The 1971 film adaptation of Ernest Tidyman’s novel cemented African American private detective John Shaft in the public consciousness. He’s uncompromisingly effective in a society that’s stacked against him on the ridiculous notion of skin colour, immortalised as the sex machine to all the chicks in Issac Hayes’ film theme and embedded in what’s now a byegone era to be viewed through rose coloured glasses.

David F. Walker takes Shaft back to the start of his career. Given a choice of jail or military service he opted for the Vietnam war, where he earned several medals, and in 1969 he’s back in New York at a lost end and with plenty of anger. He has enough pride not to throw a fight, but in Harlem all that earns is the enmity of gangsters, so a job with a private detective agency downtown looks a way out. However, in true crime fiction style, Shaft rapidly becomes caught in the middle of some very dangerous people all looking for someone. As even cursory readers know, however, he’s no innocent there to be roughed up.

Walker is very true to the mood associated with Shaft, that of a man who’s put upon, but never down for the count, even in his slightly younger incarnation. He uses common themes of crime fiction, not least that everyone is compromised, which at times makes the plot predictable, but the strengths are the character and the atmosphere, and that’s equally due to excellent artist Bilquis Evely. For a young Brazilian artist she superbly captures the look of times long before she was born. The cars and locations are beautifully rendered, and you can almost hear the static crackle of the polyester suits. For his part, Walker gives Shaft authentic narrative captions as he muses on people he meets, his surroundings and his past. Within this he comes up with some nice observations, such as how Oz looks much like Kansas if you’re watching the film on a 1960s black and white TV.

Shaft’s an endearing personality, one who does what’s necessary, but maintains a strong conscience, and Walker brings that through effectively, along with an underlying world weariness.
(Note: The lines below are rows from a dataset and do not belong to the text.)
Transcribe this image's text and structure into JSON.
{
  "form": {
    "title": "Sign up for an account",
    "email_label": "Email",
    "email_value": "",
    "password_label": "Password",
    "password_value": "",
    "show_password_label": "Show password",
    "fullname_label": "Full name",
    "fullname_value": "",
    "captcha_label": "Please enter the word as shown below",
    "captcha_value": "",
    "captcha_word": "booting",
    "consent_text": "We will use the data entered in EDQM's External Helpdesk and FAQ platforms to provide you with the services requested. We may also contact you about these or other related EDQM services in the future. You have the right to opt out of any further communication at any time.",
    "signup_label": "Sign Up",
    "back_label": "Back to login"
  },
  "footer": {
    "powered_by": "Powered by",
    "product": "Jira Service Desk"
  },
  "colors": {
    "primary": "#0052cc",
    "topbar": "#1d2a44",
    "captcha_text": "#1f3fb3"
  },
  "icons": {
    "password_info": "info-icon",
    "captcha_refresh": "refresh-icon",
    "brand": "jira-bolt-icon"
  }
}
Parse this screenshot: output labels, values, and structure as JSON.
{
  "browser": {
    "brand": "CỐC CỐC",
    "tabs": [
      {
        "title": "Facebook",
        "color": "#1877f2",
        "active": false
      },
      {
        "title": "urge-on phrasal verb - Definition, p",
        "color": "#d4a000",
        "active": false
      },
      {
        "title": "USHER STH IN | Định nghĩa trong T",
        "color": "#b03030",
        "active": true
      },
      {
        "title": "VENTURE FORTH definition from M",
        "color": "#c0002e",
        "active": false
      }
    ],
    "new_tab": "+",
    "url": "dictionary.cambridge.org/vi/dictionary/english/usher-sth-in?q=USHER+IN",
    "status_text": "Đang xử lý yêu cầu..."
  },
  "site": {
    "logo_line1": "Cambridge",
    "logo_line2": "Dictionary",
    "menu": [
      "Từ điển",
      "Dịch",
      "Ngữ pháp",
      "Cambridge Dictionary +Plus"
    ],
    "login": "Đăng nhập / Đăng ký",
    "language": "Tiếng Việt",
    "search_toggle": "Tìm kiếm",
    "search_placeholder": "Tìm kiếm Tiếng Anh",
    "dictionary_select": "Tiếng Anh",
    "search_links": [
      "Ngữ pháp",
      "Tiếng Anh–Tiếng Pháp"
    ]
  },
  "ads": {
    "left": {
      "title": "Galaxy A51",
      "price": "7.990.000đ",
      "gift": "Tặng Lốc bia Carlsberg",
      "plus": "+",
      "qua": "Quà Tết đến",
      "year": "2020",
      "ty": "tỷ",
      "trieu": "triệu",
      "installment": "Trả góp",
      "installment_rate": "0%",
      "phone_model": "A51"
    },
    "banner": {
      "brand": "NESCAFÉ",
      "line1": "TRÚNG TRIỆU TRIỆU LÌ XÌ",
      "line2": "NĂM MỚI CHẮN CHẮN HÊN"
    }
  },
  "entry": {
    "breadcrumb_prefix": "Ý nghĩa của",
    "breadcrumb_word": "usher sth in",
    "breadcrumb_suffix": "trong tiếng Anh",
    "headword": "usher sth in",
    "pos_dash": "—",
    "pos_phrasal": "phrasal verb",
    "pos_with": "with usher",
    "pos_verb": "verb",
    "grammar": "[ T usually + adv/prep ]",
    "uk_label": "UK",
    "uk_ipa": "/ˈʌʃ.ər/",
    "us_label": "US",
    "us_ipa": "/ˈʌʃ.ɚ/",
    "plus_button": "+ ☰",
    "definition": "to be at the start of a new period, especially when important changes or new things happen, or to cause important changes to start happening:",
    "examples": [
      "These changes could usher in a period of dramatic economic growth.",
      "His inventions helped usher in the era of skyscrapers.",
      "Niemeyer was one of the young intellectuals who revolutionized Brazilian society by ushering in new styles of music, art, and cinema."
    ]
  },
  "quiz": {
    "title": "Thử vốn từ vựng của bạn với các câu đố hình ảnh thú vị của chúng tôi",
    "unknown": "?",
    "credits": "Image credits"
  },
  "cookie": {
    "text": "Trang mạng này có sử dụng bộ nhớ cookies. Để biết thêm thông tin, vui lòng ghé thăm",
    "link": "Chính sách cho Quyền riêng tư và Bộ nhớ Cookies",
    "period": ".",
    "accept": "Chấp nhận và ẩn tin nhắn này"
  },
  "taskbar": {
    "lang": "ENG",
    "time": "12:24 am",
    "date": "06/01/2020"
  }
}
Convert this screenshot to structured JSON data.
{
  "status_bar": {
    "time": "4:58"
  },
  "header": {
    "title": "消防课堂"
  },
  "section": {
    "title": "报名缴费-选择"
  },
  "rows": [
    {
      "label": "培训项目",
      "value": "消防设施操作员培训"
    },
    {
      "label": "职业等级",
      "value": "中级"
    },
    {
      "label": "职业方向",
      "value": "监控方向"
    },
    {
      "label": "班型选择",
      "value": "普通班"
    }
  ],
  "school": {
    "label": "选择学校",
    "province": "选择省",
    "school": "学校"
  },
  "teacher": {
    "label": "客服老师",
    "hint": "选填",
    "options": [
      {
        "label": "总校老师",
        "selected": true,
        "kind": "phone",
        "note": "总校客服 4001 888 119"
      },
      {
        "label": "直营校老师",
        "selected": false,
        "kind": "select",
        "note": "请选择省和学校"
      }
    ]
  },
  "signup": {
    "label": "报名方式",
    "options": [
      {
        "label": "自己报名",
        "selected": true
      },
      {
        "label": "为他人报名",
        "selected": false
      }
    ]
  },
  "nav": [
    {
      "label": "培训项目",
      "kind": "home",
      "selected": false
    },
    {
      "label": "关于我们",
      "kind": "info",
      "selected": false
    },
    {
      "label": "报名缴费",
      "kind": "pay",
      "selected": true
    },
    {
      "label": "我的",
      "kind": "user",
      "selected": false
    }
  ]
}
Part of that stems from the attitudes of the times, and contributing to period accuracy is widespread casual racism, delivered in full as deliberately provocative, both with regard to epithets applied to African Americans and those descended from other immigrants. It may offend, but is true both to the times and the Shaft novels. So is pretty well everything else, and the attention to detail and character makes A Complicated Man a thrilling read. Imitation of Life followed.